Hi all,
I’m trying to obtain the first free IP address in my network but something is going wrong. Assuming the the IP address I’m searching for is assigned to a machine, I obtain the right message (“IP not available”), but if the IP address is not assigned to a machine I obtain the error “Request timeout for icmp_seq 0” instead of the message “IP available”.
There is a way to change the timeout limit?
set theAddress to "192.168.1.110"
if (do shell script "ping -c 2 " & theAddress) is equal to "" then
display dialog "IP available."
else
display dialog "IP not available."
end if
set ip_available to false
set theAddress to "192.168.1.110"
try
do shell script "ping -c 2 " & theAddress
on error
set ip_available to true
end try
if ip_available then
display dialog "IP available."
else
display dialog "IP not available."
end if
If you are playing with icmp packets and such, then you ought to know that there is WireShark for OS X, I don’t know if it is ready for Mavericks yet though.
Hi McUsrII,
thanks for your suggestion. I adapted the script to my needs and it works just fine.
set theAddress to "192.168.1."
set theFirst to 100
set theLast to 199
repeat with i from theFirst to theLast
set theSearch to theAddress & i
try
set ping to (do shell script "ping -c 2 " & theSearch)
on error
exit repeat
end try
end repeat
display dialog "The first available IP is : " & theSearch
I would use the options -o -t 1 with ping. It means it will quit when it receives an package and will quit after a timeout of 1 second. Then I redirect the output of ping to the null device (ignoreing it) and print only value “yes” or “no” according to if the ping was executed successfully. So you can get rid of the try-error which is something I don’t like.
set theAddress to "192.168.1."
set theFirst to 100
set theLast to 199
repeat with i from theFirst to theLast
set theSearch to theAddress & i as string
set hostOnline to (do shell script "ping -o -t 1 " & theSearch & " &>/dev/null && echo yes || echo no") as boolean
if not hostOnline then exit repeat
end repeat
display dialog "The first available IP is : " & theSearch
First of all I think little Snitch must hijack your connection, in order to analyze your traffic, so it is kind of natural that it may clutter stuff.

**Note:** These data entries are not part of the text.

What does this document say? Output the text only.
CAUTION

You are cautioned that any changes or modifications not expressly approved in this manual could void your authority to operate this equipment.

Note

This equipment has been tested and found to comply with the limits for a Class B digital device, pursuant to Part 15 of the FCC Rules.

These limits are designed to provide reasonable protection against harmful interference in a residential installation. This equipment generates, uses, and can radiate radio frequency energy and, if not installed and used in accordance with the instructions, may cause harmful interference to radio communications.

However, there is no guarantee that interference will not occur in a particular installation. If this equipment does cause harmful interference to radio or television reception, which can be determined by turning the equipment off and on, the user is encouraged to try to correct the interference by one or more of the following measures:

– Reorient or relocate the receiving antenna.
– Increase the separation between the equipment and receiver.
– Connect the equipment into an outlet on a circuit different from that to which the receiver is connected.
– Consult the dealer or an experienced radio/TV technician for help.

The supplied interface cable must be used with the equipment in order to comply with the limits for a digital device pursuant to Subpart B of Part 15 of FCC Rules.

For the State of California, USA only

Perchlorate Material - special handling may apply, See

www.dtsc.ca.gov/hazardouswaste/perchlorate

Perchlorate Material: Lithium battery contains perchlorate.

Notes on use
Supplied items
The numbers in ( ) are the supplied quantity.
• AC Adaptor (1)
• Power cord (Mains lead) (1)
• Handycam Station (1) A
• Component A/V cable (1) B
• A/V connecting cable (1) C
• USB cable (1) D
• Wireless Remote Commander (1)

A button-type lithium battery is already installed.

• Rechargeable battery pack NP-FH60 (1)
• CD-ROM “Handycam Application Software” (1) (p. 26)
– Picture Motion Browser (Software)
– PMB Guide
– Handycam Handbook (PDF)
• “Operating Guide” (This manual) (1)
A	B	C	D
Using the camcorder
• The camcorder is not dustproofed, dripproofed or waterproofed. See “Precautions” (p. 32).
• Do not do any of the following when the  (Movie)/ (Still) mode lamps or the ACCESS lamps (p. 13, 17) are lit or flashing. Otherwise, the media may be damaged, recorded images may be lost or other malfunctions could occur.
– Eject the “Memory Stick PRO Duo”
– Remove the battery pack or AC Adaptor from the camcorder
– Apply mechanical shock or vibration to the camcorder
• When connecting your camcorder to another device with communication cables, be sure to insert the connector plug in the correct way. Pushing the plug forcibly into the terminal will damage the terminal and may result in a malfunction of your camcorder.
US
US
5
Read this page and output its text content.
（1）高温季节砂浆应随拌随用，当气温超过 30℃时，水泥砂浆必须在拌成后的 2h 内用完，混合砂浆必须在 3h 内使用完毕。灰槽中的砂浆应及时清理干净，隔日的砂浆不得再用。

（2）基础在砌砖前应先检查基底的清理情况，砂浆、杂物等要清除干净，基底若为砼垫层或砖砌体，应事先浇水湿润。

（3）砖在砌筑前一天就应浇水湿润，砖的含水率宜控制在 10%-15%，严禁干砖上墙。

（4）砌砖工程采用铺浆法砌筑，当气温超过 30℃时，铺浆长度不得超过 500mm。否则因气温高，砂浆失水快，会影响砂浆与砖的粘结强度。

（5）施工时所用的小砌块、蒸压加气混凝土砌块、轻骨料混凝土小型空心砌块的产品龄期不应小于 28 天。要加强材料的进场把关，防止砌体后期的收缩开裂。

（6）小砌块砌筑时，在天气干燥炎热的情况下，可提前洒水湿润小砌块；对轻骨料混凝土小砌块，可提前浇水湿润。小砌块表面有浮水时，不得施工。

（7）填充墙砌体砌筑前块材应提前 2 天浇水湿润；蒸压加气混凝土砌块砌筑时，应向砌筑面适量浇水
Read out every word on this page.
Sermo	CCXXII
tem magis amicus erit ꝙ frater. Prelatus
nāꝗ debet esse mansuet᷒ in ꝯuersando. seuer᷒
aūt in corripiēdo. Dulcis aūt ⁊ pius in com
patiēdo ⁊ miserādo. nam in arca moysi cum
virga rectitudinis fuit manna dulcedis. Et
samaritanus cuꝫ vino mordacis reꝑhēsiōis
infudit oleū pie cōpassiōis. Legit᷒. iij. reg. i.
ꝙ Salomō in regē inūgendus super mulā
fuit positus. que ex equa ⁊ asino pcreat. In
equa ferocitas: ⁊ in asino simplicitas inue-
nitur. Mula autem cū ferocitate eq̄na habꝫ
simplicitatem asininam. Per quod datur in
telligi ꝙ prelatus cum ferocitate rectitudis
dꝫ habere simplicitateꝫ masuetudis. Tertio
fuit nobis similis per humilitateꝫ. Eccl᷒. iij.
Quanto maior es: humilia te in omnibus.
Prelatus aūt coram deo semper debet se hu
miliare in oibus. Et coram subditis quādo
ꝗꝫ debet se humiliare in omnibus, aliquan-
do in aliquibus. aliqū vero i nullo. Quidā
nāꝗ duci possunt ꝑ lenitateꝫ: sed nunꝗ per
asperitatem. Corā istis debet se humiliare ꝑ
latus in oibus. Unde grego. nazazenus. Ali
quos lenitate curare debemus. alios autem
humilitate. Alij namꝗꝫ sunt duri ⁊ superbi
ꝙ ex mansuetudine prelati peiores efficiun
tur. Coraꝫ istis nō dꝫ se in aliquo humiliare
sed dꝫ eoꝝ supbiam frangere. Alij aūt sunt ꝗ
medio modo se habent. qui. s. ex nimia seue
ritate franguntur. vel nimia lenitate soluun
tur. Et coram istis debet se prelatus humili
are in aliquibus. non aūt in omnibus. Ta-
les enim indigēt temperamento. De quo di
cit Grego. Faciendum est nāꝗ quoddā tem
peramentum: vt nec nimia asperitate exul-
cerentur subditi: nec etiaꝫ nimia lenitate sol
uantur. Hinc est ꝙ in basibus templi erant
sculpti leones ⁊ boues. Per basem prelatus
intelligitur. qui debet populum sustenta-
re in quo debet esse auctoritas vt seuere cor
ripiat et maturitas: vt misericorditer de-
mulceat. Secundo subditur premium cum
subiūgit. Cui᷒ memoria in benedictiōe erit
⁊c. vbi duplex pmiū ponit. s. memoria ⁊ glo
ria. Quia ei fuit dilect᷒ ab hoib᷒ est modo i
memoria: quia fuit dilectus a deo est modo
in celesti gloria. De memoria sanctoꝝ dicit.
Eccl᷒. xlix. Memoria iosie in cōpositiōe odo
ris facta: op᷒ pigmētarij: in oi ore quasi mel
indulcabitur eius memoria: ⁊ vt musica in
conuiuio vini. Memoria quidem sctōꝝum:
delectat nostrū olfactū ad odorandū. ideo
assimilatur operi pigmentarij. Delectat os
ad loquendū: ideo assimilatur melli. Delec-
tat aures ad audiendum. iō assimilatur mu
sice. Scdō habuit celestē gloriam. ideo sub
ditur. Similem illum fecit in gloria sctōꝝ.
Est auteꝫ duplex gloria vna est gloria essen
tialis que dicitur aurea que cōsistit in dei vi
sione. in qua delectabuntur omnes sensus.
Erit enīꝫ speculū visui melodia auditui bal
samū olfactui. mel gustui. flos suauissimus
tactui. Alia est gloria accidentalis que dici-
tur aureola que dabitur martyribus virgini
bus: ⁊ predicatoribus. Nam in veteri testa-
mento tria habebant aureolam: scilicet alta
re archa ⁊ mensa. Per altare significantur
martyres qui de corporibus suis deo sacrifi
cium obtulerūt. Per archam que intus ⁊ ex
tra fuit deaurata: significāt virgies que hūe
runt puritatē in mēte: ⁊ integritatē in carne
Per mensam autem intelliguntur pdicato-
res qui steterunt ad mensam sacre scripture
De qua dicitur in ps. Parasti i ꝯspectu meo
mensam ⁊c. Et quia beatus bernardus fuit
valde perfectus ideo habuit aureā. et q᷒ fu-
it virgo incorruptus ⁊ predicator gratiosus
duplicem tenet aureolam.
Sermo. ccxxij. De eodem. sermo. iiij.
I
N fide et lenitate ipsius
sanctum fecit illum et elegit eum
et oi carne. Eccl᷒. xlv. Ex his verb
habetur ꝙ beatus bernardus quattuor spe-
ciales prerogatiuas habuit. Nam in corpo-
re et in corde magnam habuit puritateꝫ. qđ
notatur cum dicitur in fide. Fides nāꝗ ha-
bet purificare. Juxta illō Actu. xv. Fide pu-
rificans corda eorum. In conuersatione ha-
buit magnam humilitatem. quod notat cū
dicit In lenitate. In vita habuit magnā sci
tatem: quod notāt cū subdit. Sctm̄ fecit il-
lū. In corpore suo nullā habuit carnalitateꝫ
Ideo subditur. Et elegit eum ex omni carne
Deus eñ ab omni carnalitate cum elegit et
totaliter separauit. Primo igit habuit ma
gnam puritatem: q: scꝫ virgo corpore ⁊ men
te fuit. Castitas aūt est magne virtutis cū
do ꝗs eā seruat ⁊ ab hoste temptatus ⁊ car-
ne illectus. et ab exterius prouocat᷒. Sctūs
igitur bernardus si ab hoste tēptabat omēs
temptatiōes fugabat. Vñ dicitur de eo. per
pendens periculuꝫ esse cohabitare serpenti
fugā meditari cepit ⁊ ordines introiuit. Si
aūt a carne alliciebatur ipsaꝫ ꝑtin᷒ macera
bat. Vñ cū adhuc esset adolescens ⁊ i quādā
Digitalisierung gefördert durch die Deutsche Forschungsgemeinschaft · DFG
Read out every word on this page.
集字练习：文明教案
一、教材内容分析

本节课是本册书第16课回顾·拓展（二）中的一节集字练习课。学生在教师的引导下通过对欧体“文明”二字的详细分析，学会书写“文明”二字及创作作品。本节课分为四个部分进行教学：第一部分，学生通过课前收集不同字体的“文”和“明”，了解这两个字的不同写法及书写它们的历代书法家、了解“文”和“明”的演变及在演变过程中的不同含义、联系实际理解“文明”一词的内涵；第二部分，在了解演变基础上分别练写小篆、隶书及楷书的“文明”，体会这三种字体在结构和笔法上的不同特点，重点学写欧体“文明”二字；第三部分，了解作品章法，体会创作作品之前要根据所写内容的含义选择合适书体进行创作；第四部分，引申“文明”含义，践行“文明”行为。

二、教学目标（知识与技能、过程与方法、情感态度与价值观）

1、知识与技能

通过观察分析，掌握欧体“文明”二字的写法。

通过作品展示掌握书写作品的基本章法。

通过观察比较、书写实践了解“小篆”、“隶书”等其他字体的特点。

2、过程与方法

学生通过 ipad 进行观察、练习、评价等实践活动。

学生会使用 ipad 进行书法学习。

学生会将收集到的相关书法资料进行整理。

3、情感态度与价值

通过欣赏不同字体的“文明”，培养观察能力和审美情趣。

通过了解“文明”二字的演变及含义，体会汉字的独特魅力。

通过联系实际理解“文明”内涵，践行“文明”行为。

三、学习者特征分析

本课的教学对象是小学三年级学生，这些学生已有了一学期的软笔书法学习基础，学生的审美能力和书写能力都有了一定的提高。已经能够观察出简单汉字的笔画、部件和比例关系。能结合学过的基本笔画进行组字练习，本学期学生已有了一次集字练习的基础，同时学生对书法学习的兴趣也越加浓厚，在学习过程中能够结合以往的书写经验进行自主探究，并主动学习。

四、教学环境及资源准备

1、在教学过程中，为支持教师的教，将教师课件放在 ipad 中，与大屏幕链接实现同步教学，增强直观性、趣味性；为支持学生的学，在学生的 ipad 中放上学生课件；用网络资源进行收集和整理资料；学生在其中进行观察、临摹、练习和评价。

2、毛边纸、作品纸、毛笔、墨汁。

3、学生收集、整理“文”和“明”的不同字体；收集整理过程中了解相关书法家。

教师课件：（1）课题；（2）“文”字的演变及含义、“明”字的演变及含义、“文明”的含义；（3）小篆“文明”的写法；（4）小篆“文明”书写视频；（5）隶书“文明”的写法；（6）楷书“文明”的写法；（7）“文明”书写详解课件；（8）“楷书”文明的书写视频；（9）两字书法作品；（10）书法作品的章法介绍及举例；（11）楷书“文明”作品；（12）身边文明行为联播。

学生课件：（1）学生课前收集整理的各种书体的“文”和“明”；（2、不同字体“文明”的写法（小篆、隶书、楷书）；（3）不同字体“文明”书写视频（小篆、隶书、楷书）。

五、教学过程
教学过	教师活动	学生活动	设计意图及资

I think it will give equally bad results Adam, if you have a 10.x.x gateway interface, and feed it 192.168.xxx. I think that is because those two interface addresses with your router, are pretty much standardized, so maybe there are some special program code in the network stack to deal with the two addresses. And I think the network stack (that is evrything from tcp, and down to the hardware layer, may take height for latency (temporarily dropped) connection, so it won’t be as determined with those addresses, as the others. It may even be a “cascade” back to the other kind of thing, to make both protocol works.
Well, that was the hypothesis, I am sure someone will correct me at least if I am very wrong.